Wiro menggeram. Dia langkahkan kakinya. Tiba-tiba dia merasa lantai goa yang diinjaknya bergoyang bergetar. Bersamaan dengan itu terdengar suara benda berputar di barangi sesuatu bergesek. Dari langit-langit di ujung goa ada sebuah benda. bergerak turun ke bawah, berhenti satu tombak di atas tungku raksasa! Ketika melihat benda yang tergantung itu, Pendekar 212 Wiro Sableng berteriak marah. Benda itu bukan lain sosok Eyang Sinto Gendeng, digantung kaki ke atas kepala ke bawah dengan seuntai besi karatan. Sosok si nenek tidak bergerak, hanya sepasang ma-tanya saja tampak berputar liar pertanda nenek ini masih hidup tetapi berada dalam keadaan sangat mengenaskan.

Wiro maklum gurunya berada dalam satu totokan yang membuat orang tua itu tak bisa bergerak tak bisa bersuara. Wiro berteriak dahsyat hingga seantero goa bergetar hebat. Dia hendak melompat menyerang Ki Tawang Alu tapi kakek muka putih itu ganda tertawa.

"Jangan kesusu ingin menyerang atau membunuh aku, Pendekar 212. Perhatikan tempat dua kakimu berpijak.
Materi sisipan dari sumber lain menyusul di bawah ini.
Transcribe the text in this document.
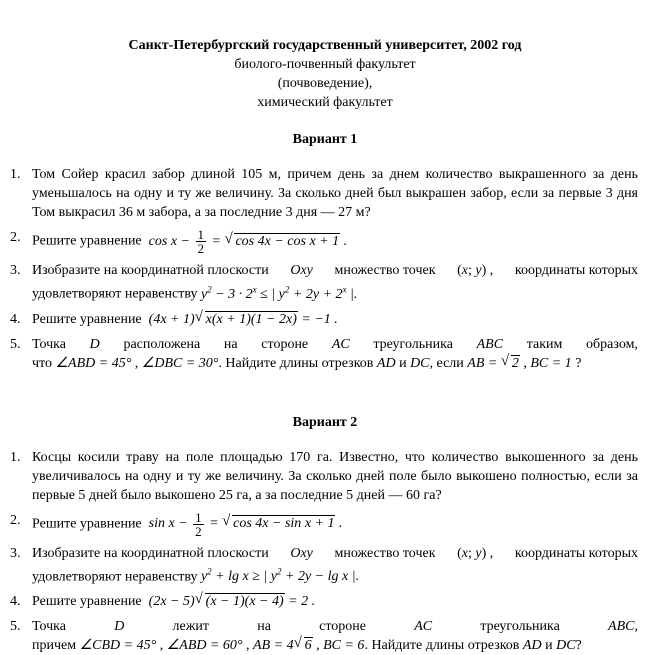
Санкт-Петербургский государственный университет, 2002 год
биолого-почвенный факультет
(почвоведение),
химический факультет
Вариант 1
1. Том Сойер красил забор длиной 105 м, причем день за днем количество выкрашенного за день уменьшалось на одну и ту же величину. За сколько дней был выкрашен забор, если за первые 3 дня Том выкрасил 36 м забора, а за последние 3 дня — 27 м?
2. Решите уравнение  $\cos x - \frac{1}{2}$ = √ cos 4x − cos x + 1 .
3. Изобразите на координатной плоскости Oxy множество точек (x; y) , координаты которых
удовлетворяют неравенству $y^2 - 3 \cdot 2^x$ ≤ | $y^2 + 2y + 2^x$ |.
4. Решите уравнение  (4x + 1) √ x(x + 1)(1 − 2x) = −1 .
5. Точка D расположена на стороне AC треугольника ABC таким образом,
что ∠ABD = 45° , ∠DBC = 30°. Найдите длины отрезков AD и DC, если AB = √ 2 , BC = 1 ?
Вариант 2
1. Косцы косили траву на поле площадью 170 га. Известно, что количество выкошенного за день увеличивалось на одну и ту же величину. За сколько дней поле было выкошено полностью, если за первые 5 дней было выкошено 25 га, а за последние 5 дней — 60 га?
2. Решите уравнение  $\sin x - \frac{1}{2}$ = √ cos 4x − sin x + 1 .
3. Изобразите на координатной плоскости Oxy множество точек (x; y) , координаты которых
удовлетворяют неравенству $y^2 + \lg x$ ≥ | $y^2 + 2y - \lg x$ |.
4. Решите уравнение  (2x − 5) √ (x − 1)(x − 4) = 2 .
5. Точка	D	лежит	на	стороне	AC	треугольника	ABC,
причем ∠CBD = 45° , ∠ABD = 60° , AB = 4 √ 6 , BC = 6. Найдите длины отрезков AD и DC?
Kau berada dalam kotak kematian. Sedikit saja kau menggerakkan kaki atau bagian tubuhmu, batu yang kau pijak akan bergerak. Gerakan batu akan menurunkan secara cepat sosok gurumu yang tergantung. Kalau kau tidak percaya silahkan kau coba. Geser sedikit salah satu kakimu atau gerakkan tanganmu. Kau akan melihat apa yang terjadi!"

"Jahanam! Jangan berani menipu!" bentak Wiro.

"Siapa menipu! Lakukan saja apa yang aku katakan!"

"Jahanam!" Wiro memaki. Dia geserkan kaki kirinya. Gerakannya ini menggetarkan lantai goa yang dipijaknya. Bersamaan dengan itu rantai berkarat yang mengikat dua kaki Sinto Gendeng bergeser turun. Sosok si nenek bergerak ke bawah sejauh dua jengkal! Sepasang mata Sinto Gendeng mendelik. Panasnya api di tungku raksasa seperti mau melelehkan batok kepalanya. Kalau saja jalan suaranya tidak terkunci pasti si nenek ini sudah menjerit setinggi langit, memaki habis-habisan.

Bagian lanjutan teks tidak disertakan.